People are now relating to the plight of Kashmiris, having been locked into their houses for months, but Farah explained that we hear the constant refrain of “stay home, stay safe”. For Kashmiris, staying home didn’t mean staying safe. They were subjected to routine night raids and patrolling. Her cousin used to cry if she saw a light at night.
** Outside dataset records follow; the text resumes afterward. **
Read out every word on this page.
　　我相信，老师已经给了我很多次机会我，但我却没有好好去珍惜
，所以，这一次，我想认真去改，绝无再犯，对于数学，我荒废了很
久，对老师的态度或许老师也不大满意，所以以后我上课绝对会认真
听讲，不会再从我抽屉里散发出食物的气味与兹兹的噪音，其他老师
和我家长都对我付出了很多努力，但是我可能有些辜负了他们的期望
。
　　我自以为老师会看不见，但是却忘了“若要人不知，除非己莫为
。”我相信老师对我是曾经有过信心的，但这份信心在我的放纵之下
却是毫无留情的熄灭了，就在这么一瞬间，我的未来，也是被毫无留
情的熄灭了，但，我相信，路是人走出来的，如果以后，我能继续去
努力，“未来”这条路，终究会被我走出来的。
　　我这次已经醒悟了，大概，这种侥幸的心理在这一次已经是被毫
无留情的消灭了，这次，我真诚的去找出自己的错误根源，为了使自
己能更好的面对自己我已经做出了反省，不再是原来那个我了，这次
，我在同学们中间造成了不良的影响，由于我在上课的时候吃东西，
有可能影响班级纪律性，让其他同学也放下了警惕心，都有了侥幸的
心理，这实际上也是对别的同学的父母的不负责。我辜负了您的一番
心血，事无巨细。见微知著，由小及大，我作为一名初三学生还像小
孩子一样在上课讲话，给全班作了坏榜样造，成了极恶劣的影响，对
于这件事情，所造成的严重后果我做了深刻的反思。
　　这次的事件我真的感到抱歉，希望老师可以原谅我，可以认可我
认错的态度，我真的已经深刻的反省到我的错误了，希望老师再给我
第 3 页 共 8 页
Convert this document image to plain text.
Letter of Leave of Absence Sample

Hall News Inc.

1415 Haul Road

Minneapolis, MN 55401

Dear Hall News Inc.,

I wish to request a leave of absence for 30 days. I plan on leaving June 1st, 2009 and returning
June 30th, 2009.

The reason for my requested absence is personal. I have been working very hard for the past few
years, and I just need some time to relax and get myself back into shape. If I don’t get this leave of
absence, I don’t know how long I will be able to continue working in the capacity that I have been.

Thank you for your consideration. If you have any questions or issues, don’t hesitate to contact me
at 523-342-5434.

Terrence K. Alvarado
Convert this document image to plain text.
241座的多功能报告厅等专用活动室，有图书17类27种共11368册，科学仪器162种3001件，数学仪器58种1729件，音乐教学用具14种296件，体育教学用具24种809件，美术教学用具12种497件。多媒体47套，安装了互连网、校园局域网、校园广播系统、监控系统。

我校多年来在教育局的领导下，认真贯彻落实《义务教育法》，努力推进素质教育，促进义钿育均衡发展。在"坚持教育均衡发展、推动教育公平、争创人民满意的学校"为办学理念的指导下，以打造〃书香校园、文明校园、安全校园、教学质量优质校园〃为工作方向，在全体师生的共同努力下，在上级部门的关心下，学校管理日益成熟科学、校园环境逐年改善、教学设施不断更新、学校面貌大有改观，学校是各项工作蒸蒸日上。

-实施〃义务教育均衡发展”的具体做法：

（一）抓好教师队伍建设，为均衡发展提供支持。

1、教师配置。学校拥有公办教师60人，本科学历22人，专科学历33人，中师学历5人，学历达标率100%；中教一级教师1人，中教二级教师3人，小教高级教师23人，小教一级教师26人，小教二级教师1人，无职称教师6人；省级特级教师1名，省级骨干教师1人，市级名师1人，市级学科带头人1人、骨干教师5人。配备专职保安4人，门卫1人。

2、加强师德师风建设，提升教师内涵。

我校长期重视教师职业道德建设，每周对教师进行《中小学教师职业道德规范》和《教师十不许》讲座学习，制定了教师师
The trauma of the night raids was related to seeing flashlights in the dark, and being a sign of impending trouble.
Swati asked if writing about her childhood has been cathartic for Farah. Since there has been almost no reduction in the violence in Kashmir, Farah would not say it’s been cathartic for her. Her aunt recently lost her house when security forces burned it down. It is a continuing violence and even if it doesn’t happen to you, it happens to someone you know.
Faith helped Farah cope with the world around her She would visit shrines in Srinagar, and instead of praying there, would cry. When she moved to Singapore for her studies, she realised how different life could be, and what other people lived like. She read women’s writings and was able to write freely about her first crush, cut short when the lack of a post office couldn’t support their long-distance friendship, and her first period. People ask her how she’s able to write so frankly and if it was necessary to talk about such private matters. Farah, like every other Kashmiri, has already lived a life under minute scrutiny and would have found her story incomplete without including these milestones of a young girl’s life.
The lost culture, that makes your whole identity, is a very tangible loss for Farah. Kashmiris are rice eaters and immense quantities of rice are stored in common courtyards. Women would spend days cleaning the rice. It was a chaotic, loving atmosphere. Farah has never seen that again. Nor has she seen the shehnaiwala who would come to her house on Eid, play the shehnai and get eidi from her grandmother. Eids are spent under curfew.
Farah has come some way from that life but having grown up in those times, she borrows resilience from that young girl. Rumours of spring, when they do come, Farah hopes will bring true justice and peace.